In a stunning opinion, the Sixth Circuit just concluded in Ohio State Conference of the National Association for the Advancement of Colored People v. Husted (PDF) that the State has held illegal elections from 1803 until 2005 that unconstitutionally burdened the right of Ohioans to vote. So let’s set aside the snark for a moment. What did the court say? In 2005, the Republican-controlled Ohio legislature enacted a series of election changes in House Bill 234. It developed no-fault early voting and allowed for early in-person voting at least 35 days before the election. Because voters must register at least 30 days before an election, there was a five-day period in which a voter could register to vote and vote on the same day. In 2014, the Republican-controlled Ohio legislature enacted additional changes via Senate Bill 238, including moving the first day of early voting to the day after the close of voter registration–essentially, 28 days of early-voting. (Additionally, the governor had instituted standardized early in-person voting hours across counties, the focus of additional litigation.) So prior to 2005, Ohio had zero days of early in-person voting; until 2014, it was 35 days; and the legislature amended that to 28 days. That, the Sixth Circuit says, is unconstitutional.
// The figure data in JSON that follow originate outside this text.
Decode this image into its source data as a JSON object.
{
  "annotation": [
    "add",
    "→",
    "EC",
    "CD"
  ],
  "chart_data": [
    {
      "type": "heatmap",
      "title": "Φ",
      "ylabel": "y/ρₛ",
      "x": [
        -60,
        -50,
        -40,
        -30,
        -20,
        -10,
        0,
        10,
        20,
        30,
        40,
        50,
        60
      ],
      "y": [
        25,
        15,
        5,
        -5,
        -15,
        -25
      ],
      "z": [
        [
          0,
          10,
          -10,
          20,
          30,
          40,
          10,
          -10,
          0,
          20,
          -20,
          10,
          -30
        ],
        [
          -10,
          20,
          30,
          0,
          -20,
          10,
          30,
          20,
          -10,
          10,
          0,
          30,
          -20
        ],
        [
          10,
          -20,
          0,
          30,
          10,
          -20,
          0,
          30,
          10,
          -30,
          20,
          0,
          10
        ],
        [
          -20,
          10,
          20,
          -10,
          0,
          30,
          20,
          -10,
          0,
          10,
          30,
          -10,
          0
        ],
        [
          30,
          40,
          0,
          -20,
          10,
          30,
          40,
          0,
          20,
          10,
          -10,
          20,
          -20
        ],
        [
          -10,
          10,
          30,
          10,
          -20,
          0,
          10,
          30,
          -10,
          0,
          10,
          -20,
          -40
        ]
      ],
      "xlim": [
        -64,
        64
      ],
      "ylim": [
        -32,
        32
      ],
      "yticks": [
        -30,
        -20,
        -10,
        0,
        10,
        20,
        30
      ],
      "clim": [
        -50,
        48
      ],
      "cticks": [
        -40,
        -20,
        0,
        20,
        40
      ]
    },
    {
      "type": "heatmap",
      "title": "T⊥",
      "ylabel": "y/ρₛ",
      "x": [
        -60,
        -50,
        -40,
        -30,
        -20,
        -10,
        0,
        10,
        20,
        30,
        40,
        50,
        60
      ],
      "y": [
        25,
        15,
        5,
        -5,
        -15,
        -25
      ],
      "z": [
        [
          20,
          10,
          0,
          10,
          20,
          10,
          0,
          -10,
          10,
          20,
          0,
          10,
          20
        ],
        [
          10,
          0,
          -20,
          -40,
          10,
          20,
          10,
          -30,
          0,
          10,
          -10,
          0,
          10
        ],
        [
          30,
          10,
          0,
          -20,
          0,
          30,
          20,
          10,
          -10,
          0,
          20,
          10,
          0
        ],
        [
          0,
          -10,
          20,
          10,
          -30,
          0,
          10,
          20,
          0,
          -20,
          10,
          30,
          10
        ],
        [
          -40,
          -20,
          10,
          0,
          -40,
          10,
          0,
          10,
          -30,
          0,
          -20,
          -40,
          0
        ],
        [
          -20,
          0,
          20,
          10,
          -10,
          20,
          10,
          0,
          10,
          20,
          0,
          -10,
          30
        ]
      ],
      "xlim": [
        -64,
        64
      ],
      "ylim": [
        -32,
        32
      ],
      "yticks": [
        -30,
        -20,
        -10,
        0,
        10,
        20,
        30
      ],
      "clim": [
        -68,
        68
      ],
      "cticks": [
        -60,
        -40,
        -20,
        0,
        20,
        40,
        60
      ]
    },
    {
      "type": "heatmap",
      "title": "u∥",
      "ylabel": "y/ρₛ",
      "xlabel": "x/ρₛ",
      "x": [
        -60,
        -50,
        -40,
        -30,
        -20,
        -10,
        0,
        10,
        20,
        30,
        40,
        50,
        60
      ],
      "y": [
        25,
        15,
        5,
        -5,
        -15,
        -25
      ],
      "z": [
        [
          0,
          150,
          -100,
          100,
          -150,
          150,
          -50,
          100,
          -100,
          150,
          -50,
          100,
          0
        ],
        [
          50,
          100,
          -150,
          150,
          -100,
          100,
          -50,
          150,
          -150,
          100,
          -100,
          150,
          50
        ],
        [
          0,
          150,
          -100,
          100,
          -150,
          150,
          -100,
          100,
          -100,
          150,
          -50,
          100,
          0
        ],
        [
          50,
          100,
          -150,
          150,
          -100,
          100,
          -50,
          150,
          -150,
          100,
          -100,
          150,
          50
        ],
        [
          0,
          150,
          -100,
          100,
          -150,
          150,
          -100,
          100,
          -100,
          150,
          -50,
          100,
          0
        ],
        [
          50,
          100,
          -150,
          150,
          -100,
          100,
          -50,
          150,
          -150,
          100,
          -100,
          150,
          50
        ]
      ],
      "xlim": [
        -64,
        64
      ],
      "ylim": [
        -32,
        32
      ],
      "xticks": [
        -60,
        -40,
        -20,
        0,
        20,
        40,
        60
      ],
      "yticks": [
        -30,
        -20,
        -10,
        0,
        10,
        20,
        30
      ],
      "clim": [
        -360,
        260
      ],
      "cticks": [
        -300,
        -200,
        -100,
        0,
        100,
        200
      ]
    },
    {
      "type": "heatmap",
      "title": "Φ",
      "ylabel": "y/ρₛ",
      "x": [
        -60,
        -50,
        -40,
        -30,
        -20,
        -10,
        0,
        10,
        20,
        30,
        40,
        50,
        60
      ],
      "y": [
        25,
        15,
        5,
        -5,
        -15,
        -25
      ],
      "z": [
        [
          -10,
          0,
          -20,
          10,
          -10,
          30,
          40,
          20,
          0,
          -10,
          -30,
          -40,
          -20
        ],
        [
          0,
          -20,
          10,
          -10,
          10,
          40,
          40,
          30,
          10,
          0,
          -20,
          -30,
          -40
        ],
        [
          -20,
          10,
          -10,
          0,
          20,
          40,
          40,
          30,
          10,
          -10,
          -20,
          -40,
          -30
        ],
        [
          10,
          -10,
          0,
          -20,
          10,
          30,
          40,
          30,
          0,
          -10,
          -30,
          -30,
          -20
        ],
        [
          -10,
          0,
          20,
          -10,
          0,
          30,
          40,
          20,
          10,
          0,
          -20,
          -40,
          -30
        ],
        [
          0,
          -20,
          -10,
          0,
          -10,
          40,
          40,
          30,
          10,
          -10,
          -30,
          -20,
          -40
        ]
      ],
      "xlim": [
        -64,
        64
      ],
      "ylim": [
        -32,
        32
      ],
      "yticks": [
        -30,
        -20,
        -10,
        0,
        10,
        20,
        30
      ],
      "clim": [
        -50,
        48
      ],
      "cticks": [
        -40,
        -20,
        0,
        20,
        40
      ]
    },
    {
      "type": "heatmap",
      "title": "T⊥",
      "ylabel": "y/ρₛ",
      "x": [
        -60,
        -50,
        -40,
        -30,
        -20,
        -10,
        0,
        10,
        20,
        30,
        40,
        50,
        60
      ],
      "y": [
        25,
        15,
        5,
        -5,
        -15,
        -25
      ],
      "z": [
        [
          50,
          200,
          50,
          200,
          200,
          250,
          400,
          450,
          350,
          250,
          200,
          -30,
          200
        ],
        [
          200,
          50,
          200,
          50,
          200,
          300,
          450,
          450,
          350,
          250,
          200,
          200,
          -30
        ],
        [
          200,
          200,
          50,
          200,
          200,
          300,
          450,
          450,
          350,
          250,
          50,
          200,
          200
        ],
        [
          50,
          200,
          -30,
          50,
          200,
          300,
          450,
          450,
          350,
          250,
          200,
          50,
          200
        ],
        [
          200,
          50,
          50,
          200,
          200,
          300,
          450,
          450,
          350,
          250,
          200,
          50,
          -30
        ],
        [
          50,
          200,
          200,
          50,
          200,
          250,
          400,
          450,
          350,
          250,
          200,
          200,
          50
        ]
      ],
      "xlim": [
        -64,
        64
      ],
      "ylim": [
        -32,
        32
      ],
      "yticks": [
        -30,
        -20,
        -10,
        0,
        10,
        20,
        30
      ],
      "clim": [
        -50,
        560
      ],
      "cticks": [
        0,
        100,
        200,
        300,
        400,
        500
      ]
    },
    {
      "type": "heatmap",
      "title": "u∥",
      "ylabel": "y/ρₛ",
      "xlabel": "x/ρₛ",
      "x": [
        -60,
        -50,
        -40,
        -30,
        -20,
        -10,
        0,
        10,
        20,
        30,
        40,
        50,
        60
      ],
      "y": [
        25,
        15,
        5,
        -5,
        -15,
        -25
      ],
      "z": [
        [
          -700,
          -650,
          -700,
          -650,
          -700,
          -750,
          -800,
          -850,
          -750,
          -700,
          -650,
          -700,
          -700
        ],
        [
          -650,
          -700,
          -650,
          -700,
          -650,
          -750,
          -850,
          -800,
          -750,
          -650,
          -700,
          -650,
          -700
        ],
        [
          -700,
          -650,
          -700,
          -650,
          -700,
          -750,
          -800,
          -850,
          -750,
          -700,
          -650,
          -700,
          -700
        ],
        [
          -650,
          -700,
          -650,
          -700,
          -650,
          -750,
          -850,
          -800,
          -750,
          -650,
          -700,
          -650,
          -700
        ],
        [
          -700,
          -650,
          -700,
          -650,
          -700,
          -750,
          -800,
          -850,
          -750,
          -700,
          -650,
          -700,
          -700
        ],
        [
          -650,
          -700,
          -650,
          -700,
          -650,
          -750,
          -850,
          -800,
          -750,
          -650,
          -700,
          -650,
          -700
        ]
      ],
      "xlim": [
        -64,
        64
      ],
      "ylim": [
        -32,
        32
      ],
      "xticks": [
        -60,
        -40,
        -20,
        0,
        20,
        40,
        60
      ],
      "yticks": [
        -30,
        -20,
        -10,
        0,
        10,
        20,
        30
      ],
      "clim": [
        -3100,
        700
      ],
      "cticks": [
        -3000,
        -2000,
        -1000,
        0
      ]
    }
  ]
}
It concludes that this cutback “significantly burdened” African American, lower-income, and homeless voters, so the law was subject to heightened scrutiny.
On what basis? The court notes that African Americas, lower-income individuals, and the homeless are distrustful of voting by mail; the complexities of voting by mail complicate efforts from these affected groups; and that lower-income voters’ reliance on public transportation and wage-based jobs would create difficulties in voting in the 28-day period instead of the 35-day period.
So, it logically follows, that must mean that Ohio’s decision to have zero early voting days from 1803 until 2005 was also unconstitutional. Those reasons, after all, certainly have applied for centuries to the same groups (with perhaps concessions to the nature of “public transportation” in the early nineteenth century).
Strictly speaking, I suppose, the Equal Protection Clause wasn’t enacted until 1868, and the Supreme Court’s opinion in William v. Rhodes subjecting election laws to some kind of Equal Protection analysis didn’t come down until 1968.
But the court also notes that these groups “disproportionately have used in past elections the EIP voting times that . . . SB 238 eliminated, and that the number of individuals who have previously voted during these periods was not insignificant.”